Ancelotti confirmado até 2030 após eliminação do Brasil; análise cita trocas de treinadores

Jogadores da Seleção Brasileira em campo após derrota por 2 a 1
Imagem: Divulgação / Reprodução

Carlo Ancelotti foi colocado como peça central do próximo ciclo da seleção brasileira: com a derrota por 2 a 1 para a Noruega, a seleção volta para casa mais cedo e começa a tarefa de reconstrução.

O resultado deixou o Brasil com sua pior campanha em Copas desde 1990 e trouxe à tona uma crítica recorrente: a instabilidade no comando técnico.
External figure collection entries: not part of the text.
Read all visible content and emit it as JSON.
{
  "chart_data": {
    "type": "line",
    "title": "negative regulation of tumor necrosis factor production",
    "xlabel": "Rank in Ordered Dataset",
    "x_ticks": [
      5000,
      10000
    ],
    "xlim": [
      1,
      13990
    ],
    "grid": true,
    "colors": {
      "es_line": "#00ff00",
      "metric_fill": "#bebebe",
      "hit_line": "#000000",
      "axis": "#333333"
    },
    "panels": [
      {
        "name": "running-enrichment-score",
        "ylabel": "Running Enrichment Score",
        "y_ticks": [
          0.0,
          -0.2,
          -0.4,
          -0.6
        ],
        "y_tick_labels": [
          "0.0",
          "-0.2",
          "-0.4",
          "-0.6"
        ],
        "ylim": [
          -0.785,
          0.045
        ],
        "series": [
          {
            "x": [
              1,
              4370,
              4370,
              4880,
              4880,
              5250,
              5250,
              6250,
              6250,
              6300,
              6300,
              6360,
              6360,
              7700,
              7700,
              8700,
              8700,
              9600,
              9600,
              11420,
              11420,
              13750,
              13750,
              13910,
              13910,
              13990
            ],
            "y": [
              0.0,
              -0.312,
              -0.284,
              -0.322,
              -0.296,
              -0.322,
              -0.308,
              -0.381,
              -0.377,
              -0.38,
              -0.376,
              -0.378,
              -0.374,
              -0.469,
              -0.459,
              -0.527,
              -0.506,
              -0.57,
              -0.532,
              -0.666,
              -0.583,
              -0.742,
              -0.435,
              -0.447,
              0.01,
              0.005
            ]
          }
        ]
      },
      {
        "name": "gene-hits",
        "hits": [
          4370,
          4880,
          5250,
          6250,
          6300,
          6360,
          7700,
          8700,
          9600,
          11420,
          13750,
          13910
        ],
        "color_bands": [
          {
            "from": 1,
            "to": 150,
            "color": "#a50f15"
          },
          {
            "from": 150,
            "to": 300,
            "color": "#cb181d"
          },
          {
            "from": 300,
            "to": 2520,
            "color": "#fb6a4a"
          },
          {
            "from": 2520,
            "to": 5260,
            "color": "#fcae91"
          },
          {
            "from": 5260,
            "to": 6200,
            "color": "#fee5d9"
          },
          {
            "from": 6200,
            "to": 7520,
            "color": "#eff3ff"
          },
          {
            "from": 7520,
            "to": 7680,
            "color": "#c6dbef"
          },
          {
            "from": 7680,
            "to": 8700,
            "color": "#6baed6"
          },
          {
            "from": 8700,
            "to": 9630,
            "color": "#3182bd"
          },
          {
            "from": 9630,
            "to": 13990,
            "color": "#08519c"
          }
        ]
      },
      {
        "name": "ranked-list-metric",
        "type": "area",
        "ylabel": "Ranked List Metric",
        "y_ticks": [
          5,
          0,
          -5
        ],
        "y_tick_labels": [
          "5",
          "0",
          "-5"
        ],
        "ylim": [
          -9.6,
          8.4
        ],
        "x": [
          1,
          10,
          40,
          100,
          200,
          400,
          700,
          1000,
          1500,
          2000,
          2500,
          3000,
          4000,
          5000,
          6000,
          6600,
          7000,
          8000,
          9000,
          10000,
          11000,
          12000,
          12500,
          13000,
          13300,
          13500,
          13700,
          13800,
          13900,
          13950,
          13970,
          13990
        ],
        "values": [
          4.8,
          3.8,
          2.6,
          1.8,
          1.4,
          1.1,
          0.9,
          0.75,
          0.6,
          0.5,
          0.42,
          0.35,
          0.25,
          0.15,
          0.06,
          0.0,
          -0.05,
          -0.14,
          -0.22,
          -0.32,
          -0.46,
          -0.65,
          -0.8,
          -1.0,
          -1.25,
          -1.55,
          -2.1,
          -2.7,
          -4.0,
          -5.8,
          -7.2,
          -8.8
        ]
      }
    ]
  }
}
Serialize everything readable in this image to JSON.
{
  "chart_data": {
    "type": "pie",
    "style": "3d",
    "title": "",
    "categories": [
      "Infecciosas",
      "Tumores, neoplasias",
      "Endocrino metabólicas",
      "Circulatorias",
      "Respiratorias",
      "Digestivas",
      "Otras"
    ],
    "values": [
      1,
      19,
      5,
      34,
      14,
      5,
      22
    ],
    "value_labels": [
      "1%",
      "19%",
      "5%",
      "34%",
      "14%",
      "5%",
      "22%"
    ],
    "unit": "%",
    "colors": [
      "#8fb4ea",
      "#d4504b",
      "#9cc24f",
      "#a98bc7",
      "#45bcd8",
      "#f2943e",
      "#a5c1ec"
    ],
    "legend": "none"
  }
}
Repórter Bruno Rodrigues, cobrindo o torneio, avaliou que o ciclo foi “muito problemático” e destacou que Ancelotti já é o quarto treinador do processo, episódio que, na visão dele, inviabiliza qualquer seleção.

Ancelotti fica até 2030

A confirmação de que Ancelotti seguirá até 2030 foi anunciada pela estrutura da CBF com o objetivo de dar continuidade ao trabalho. A conversa agora é sobre transformar esse prazo em resultados concretos nas Eliminatórias Sul-Americanas e na organização das convocações.
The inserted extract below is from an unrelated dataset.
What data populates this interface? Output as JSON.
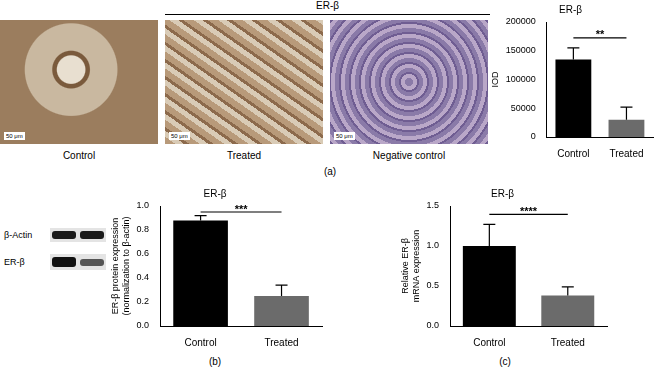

O próprio repórter apontou que se trata de “um técnico de renome, um excelente nome” e que o desafio será dar consistência ao grupo nas próximas quatro anos. No entanto, o diagnóstico não é só sobre o banco: questões táticas e escolhas de jogadores também entraram na conta da eliminação.
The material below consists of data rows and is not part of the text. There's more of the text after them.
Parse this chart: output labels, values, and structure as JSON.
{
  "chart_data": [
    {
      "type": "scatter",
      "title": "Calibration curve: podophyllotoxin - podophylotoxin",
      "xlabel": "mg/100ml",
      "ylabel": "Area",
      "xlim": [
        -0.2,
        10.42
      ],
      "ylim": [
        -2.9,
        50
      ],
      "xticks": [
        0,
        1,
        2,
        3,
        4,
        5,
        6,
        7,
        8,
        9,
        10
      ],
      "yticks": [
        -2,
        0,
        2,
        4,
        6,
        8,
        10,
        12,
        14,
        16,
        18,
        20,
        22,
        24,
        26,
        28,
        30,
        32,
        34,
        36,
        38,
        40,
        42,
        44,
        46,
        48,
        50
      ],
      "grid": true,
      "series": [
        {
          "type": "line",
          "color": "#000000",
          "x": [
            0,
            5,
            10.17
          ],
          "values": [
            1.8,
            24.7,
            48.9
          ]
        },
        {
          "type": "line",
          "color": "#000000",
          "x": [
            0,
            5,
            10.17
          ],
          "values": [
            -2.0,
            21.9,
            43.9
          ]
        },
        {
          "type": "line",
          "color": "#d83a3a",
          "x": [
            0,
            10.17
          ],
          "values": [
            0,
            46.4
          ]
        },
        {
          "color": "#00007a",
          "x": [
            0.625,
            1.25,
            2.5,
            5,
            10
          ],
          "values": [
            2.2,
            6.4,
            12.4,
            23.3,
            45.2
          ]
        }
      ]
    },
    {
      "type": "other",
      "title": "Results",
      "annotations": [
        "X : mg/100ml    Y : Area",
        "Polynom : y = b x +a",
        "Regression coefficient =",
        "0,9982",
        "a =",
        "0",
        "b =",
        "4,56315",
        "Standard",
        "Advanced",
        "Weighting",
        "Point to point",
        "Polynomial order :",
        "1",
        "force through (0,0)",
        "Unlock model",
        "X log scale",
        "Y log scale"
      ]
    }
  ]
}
Análise do desempenho e do elenco

Na seleção, há talentos que brilham nos clubes europeus, mas que nem sempre assumem a mesma liderança pela camisa amarelinha. É o caso de Vinícius Júnior (atacante, Real Madrid), citado como exceção por ter respondido à expectativa; outros nomes como Raphinha (extremo, FC Barcelona) e Rodrygo (atacante, Real Madrid) foram lembrados pelo fato de serem protagonistas em seus times e não terem repetido o mesmo papel pela seleção.

O problema estrutural apontado passa por uma renovação mal feita em setores-chave: laterais, por exemplo, não encontraram nomes de peso durante o ciclo. Isso, somado a mudanças frequentes de treinador — quase um por ano, segundo relatos do acompanhamento do caso —, gera rupturas na identidade tática do time.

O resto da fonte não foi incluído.